If the radiologist uses fluoroscopic guidance, you should report +75998 (Fluoroscopic guidance for central venous access device placement, replacement [catheter only or complete], or removal [includes fluoroscopic guidance for vascular access and catheter manipulation, any necessary contrast injections through access site or catheter with related venography radiologic supervision and interpretation, and radiographic documentation of final catheter position] [list separately in addition to code for primary procedure]).

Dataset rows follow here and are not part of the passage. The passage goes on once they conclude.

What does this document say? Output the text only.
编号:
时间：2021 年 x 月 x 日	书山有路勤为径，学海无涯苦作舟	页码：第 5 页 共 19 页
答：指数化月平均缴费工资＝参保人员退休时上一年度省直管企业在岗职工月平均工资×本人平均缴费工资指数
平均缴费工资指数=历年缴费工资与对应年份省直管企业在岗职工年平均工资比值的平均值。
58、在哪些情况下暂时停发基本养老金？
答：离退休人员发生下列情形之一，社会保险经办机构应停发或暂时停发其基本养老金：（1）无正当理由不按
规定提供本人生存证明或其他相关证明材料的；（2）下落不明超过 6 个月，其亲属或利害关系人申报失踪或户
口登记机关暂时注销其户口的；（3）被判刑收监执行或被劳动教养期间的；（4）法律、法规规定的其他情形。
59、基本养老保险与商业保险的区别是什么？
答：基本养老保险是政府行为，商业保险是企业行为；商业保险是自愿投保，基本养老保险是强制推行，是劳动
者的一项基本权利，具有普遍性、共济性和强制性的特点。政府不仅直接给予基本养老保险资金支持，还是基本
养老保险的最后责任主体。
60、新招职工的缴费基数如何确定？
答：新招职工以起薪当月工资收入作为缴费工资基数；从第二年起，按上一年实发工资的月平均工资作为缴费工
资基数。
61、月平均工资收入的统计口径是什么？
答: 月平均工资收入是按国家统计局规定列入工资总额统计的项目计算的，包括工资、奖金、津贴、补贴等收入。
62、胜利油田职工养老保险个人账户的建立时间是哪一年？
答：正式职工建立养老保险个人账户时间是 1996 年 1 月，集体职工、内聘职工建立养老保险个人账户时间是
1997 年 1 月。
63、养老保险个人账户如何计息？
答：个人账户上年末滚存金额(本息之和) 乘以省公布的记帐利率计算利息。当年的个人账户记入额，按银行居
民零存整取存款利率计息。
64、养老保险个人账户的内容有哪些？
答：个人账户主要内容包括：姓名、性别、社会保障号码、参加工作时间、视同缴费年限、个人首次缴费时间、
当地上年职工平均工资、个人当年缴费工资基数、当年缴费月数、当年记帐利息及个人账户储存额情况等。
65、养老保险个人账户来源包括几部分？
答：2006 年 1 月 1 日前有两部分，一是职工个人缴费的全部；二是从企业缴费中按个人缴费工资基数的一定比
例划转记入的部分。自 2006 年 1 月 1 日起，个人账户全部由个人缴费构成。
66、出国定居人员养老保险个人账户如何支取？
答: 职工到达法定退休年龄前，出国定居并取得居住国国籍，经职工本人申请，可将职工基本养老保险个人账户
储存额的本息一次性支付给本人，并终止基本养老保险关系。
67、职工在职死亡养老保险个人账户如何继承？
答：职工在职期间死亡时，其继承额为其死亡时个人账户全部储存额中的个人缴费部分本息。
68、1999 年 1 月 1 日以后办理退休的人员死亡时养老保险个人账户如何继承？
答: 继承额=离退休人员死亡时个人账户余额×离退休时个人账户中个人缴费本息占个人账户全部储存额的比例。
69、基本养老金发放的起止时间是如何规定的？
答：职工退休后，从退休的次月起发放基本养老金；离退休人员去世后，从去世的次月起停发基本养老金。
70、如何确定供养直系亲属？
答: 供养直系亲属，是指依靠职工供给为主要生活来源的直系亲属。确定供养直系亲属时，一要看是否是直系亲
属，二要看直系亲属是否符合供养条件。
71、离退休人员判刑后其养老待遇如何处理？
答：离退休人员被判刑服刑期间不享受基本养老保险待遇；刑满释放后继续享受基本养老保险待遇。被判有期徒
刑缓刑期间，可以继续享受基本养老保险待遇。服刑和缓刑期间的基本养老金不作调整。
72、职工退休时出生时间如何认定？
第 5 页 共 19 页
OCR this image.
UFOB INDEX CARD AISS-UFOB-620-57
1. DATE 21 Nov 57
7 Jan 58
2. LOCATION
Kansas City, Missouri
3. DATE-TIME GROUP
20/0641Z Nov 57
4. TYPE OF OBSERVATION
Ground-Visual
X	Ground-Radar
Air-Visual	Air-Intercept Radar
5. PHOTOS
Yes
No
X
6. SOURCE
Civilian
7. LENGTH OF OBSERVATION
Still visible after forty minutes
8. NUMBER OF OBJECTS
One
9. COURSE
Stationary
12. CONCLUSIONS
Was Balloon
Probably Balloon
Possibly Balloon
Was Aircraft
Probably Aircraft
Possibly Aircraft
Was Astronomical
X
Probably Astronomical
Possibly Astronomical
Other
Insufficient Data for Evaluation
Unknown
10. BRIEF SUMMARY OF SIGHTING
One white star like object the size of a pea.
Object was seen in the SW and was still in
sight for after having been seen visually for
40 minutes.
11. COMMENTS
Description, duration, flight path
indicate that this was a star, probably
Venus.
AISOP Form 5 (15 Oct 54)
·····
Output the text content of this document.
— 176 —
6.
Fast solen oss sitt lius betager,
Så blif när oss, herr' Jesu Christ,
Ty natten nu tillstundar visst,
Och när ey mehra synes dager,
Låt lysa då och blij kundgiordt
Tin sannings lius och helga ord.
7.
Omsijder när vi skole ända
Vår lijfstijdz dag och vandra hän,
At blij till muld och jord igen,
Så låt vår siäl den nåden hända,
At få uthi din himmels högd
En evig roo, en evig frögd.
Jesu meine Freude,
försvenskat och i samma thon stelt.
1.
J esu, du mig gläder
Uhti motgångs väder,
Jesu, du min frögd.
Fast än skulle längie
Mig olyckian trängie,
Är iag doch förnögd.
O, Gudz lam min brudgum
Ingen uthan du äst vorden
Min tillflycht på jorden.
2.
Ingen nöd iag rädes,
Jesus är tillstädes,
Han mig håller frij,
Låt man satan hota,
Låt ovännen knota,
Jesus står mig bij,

You should report 75998 as an add-on to codes 36555- 36585 when the physician uses fluoroscopic imaging to guide the guidewire and the catheter into the central venous position, according to CPT Changes 2004 - An Insider's View. It also indicates that you should report 75998 only if the same physician performs both the insertion procedure and the guidance, and states, "Any contrast injection through the access site (via needle, catheter or sheath) for venographic evaluation and mapping of appropriate path is included," so you should not separately report the contrast injection or a diagnostic imaging study.